A ruling from the Supreme Court allowing the convictions to stand, Kelly's lawyers warn, could lead to charges against a staffer who requests an environmental review to please a lobbying group but doesn't intend to listen to the recommendations or a cabinet secretary who taps a friend to a position.
Justice Stephen Breyer questioned whether it would be a crime for a snowplow operator to prioritize clearing the street of a town's mayor first.
“Now, that is not a good thing to do. It is really undesirable,” he said. “And maybe it should be a crime. But 30 years in prison? That, I'm not sure.”
The Justice Department argues the lower court was correct when it determined Kelly and Baroni committed fraud when they lied about the traffic study to “hijack Port Authority resources” to alter the traffic flow.
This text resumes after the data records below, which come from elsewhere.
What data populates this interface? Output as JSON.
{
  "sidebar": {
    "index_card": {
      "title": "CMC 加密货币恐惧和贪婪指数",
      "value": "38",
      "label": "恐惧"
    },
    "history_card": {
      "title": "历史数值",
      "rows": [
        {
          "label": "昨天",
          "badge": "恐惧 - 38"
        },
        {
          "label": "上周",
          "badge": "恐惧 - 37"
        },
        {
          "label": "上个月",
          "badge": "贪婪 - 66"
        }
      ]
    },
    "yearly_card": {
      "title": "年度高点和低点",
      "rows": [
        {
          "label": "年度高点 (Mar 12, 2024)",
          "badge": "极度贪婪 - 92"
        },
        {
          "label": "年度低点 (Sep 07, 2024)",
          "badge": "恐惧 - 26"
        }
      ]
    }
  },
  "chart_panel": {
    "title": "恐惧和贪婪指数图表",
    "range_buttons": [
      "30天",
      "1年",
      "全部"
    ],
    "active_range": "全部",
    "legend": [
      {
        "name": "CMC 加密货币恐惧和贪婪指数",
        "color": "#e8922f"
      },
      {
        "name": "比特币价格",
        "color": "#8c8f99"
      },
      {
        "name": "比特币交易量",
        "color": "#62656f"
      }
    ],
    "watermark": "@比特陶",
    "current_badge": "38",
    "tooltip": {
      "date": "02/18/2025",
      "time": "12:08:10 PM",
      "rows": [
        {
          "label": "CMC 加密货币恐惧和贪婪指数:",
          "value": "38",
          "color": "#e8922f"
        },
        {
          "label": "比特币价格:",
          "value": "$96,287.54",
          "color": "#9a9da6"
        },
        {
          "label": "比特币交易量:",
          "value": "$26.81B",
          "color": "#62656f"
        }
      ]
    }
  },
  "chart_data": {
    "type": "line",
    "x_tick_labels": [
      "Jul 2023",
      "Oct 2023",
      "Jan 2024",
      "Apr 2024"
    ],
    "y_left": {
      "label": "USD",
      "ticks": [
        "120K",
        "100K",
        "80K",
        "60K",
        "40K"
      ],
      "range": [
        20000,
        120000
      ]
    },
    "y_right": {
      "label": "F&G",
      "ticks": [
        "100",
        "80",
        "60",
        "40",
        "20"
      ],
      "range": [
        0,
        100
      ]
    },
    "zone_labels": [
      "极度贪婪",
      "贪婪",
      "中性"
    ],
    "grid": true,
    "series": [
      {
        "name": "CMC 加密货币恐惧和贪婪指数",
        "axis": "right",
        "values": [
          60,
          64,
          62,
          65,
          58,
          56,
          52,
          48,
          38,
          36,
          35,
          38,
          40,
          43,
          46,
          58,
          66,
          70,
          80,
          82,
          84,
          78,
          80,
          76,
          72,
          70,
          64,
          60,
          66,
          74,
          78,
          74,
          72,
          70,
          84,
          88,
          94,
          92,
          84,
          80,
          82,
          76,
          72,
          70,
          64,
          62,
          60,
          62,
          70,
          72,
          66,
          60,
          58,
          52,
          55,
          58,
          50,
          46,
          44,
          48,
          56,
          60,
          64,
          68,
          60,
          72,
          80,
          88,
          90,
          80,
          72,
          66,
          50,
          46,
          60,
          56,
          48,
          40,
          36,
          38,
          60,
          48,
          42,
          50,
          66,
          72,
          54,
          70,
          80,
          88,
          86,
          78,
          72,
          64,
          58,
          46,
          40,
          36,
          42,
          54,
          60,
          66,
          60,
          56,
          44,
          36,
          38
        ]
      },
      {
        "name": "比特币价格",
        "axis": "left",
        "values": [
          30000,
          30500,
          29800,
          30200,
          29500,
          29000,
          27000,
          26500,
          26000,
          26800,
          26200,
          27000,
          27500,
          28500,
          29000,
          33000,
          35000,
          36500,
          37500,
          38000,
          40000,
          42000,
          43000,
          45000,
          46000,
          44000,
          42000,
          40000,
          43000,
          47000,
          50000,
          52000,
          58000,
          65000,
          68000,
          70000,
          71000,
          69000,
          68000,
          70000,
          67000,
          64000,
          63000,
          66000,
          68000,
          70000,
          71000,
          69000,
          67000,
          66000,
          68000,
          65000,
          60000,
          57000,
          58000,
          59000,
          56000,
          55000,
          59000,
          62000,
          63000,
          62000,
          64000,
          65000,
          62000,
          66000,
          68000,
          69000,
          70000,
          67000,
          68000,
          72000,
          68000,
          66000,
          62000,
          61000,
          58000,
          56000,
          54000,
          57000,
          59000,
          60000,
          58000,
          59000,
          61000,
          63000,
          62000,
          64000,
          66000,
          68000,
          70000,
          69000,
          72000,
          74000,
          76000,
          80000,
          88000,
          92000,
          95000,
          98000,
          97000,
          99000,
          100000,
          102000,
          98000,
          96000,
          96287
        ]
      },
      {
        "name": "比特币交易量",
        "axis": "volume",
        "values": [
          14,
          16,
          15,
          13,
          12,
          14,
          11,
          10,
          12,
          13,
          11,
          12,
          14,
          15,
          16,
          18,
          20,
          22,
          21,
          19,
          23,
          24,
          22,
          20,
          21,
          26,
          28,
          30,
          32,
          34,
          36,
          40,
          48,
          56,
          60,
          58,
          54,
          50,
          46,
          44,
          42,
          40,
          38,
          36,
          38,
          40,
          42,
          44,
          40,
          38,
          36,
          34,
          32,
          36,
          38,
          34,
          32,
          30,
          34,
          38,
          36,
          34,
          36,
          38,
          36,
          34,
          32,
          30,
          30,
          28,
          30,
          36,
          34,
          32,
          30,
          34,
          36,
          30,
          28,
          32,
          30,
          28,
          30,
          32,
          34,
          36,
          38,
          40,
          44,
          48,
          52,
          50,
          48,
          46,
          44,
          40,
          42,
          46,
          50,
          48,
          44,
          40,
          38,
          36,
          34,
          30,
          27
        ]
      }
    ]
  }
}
“The scheme in this case required the Port Authority to pay additional wages, redirected the value of the Port Authority's scheduled wage payments, and divested the Port Authority of control of the George Washington Bridge, all to the benefit of Kelly and Baroni, who used those Port Authority resources to create traffic jams and a cover-up,” the Justice Department said. “The scheme was effectuated by means of a lie — the claim of a traffic study that did not in fact exist — without which Baroni would not have been able to turn the agency's resources from helping the public to harming it.”
Neither Kelly nor Baroni, prosecutors say, dispute “that a public official commits fraud when he lies to divert agency resources that he could not otherwise control.”
A decision from the Supreme Court is expected by the end of June.